MANILA, Philippines — University of the Philippines leaders on Monday stressed before lawmakers the need to institutionalize the school's accord with the defense department, months since its widely criticized termination.

The House committee on technical and higher education began today its hearing on three proposed measures that would legislate the 1989 UP-DND accord. It was nixed by the DND in January on unproven claims that UP campuses are recruiting students to the armed communist movement.

UP President Danilo Concepcion said the university community supports the bills. He added that for them, the decades-long accord is not merely a deal but also a promise on keeping academic freedom in the campuses.

"Those accords are the government's formal declaration that [it] guarantees the enjoinment by UP of its academic freedom," he said. "Without academic freedom, UP's existence becomes meaningless."

The said deal bars entry to state forces on any UP campus without prior notifying school officials. Groups fear that the termination would shrink spaces for expressing dissent, especially at a time when some in government had resorted to red-tagging UP students.

Froilan Cariaga, UP Diliman student council chairperson, told the House hearing of the supposed violations of the accord done by the military and police in recent months.

He said students no longer feel safe with state forces' entry to campuses, and urged lawmakers to act on the issue at hand.

"We expound that innovation is impossible without critical thought," Cariaga said. "And what is education if not for the development of man and society? UP-USC urges the [committee] to defend safe spaces in which the Pagasa ng Bayan hones and prepares itself to serve the people and the country."

Lawyer Norman Daanoy, chief of the DND's legal affairs, was present in the hearing. There, he claimed that testimonies of rebels who surrendered to government showed that the accord is being used to "confuse or prohibit" law enforcers from holding operations in state-run campuses.
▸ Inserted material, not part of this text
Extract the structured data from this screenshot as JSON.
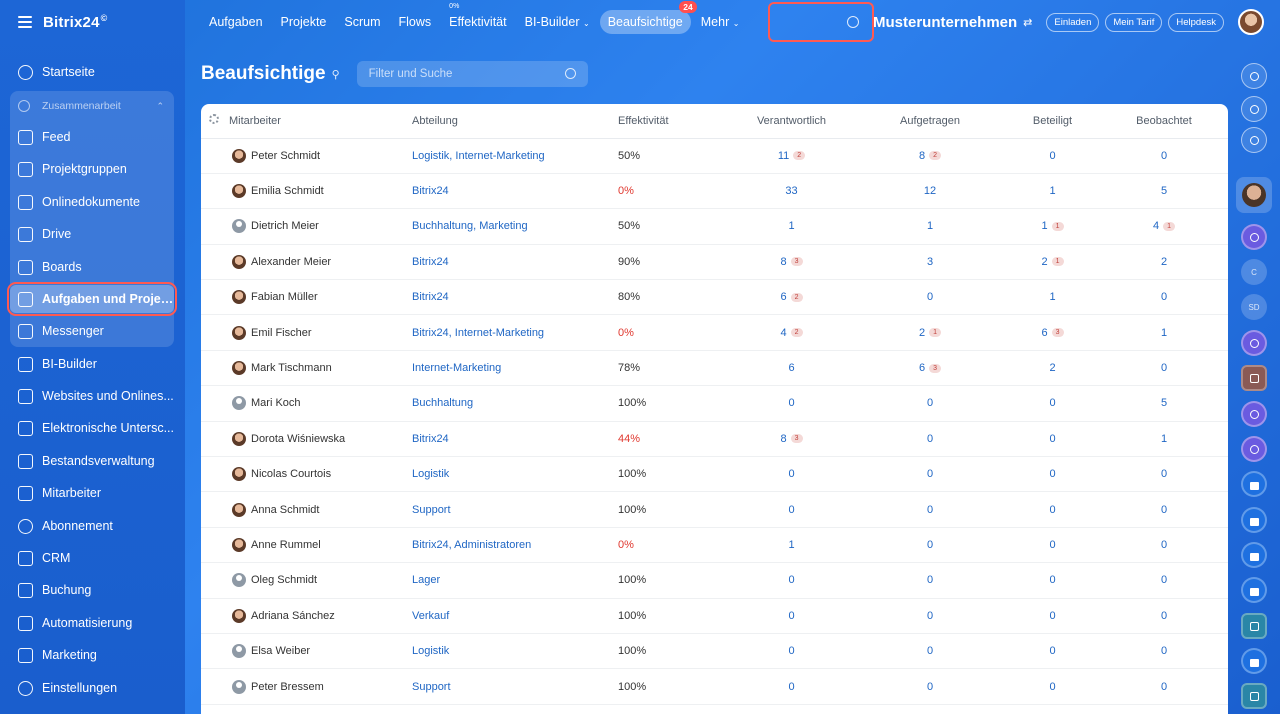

The official argued that for the DND, the abrogation can should not be reconsidered as the agency and the military are no longer involved in law enforcement.

He said it would be better for UP to discuss another existing accord with the Philippine National Police and the Department of the Interior and Local Government.

UP Student Regent Renee Co sought to refute Daanoy's remarks, saying it was only their first time to hear the reason.

"Regarding the argument that DND is no longer the primary law enforcer, we see there is no reason that it could be a barrier on why the UP-DND accord cannot be maintained," she said. 

Co said legislating the accord would restore crucial safeguards to members of the university community, which she said have been subjected red-tagging and harassment, to name a few. 

"There are even death threats sent to members of faculty and students through texts, through chats, and even as personal message to their own addresses," she said. "There has been harassment, physical and verbal. There have been reports they were being surveillanced and there has also been detention."

The House committee moved to form a technical working group that will look to consolidate the three proposed bills. A similar measure has since been filed in the Senate.

In recent months, the Commission on Higher Education sought to mediate between UP and the DND. Officials from the two parties first met in February, but no progress has been announced so far.